With all the expectations and filling schedules, procrastination of many different forms will continue to be the killer of student’s academic standing, sleep time and even personal health. In fact, scholars at the American Psychological Association say that college students who procrastinate in their academic work are more likely to have these unhealthy sleep, diet and exercise patterns. With all the stress and the several ways to get distracted in college life, there is no reason to think otherwise when I say that Tech has a large proportion of the student body that puts off these hefty course loads until the last possible minute.
In previous semesters I too have put off studying to watch a movie, see who is on facebook, google random stuff, etc. I have felt stress build up at points and still attempted to cram right before tests, knowing far too well that I could have been studying all along and could feel slightly more comfortable those nights. In an attempt to manage my time more effectively and hopefully help you out too, I’ve done a little research and brainstormed a few ideas.
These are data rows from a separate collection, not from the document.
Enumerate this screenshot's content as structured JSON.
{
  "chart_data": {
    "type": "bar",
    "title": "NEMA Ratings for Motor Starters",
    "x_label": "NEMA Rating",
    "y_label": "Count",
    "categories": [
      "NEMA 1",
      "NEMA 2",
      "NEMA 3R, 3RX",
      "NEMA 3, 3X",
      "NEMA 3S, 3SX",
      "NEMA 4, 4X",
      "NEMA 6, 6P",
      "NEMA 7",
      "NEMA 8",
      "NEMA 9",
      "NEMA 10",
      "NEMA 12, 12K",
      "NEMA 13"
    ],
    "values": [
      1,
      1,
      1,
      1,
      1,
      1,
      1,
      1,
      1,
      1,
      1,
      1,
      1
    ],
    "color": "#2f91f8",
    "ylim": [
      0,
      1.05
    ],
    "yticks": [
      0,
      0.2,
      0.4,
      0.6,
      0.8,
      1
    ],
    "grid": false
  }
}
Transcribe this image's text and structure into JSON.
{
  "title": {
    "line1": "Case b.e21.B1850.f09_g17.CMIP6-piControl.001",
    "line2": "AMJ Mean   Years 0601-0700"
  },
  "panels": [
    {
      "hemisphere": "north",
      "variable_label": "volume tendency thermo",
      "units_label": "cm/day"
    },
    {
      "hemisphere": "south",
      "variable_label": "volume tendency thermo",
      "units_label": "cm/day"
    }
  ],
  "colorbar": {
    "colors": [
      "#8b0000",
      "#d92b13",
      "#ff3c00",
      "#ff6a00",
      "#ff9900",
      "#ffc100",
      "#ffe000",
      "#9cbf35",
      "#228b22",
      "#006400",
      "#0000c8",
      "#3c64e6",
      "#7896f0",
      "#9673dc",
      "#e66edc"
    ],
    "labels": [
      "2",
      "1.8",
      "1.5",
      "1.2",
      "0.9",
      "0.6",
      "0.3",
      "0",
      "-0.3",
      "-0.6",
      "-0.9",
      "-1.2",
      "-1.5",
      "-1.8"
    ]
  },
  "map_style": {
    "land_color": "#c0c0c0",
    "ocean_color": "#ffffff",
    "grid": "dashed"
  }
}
Procrastination is very closely linked to “avoidant coping styles” or the tendency to neglect problems that cause anxiety rather than confront them. Ironically, these tendencies in turn can cause anxiety as your time runs out in getting these things done. A good way to avoid procrastination is to start studying with the mindset of not being perfect. If you can get into this right mindset, you can flow through your work easier. Of course you might be a little sloppy and make mistakes, but at least you can learn through the homework and example problems. In most classes homework is only worth about 10 or 15 percent anyway.
Another way to confront this “fear of failure” is to set up realistic goals. Don’t attempt to knock out too many chapters or problems at once. You can bore yourself and lose focus. I used to try and read too much of my physics book at once last year and would find myself dazing off, reading pages at a time and forgetting exactly what I had just read. One demanding load at once is the cause for many students to put off this large chunk of work. Chop up your study habits and do a little bit each day or even smaller amounts throughout the day.
Sometimes I get “stuck” on a problem or entire idea throughout class. When studying, I’ll tend to push through it in a painful attempt to figure out what is going on. I’ve always taught myself things throughout high school and even beyond that without much difficulty. Once I came to college I realized pretty fast that it would be difficult to do this. Try studying with people in the same class, those that have already taken the class, or who you feel are just plain smart and might understand it. Take advantage of your teacher’s office hours, too. Don’t worry about being several chapters behind to talk to them. Most will be happy to help you understand important concepts and respect the initiative to come in and go over it with them. Don’t quit or painfully try to get through material. Asking for help will save both time and energy in classes.
All people learn uniquely and have different methods to go about retaining information. What might work incredibly well for someone might be tortuously tough for another. All ideas proposed may not suit you or work. Check the internet for the several different ways to focus and avoid procrastination. Figure out what works for you. Some people jumpstart their train of thought with music while others need complete silence and choose to go to the quiet floors at the library for their time to get things done. Try new things out and see how they work no matter how weird or unusual they may be. For example, I read a post about how someone puts up a picture of her grandma to stay focused. When looking at her grandmother she feels a sense to make her feel proud and gets inspired to get things done.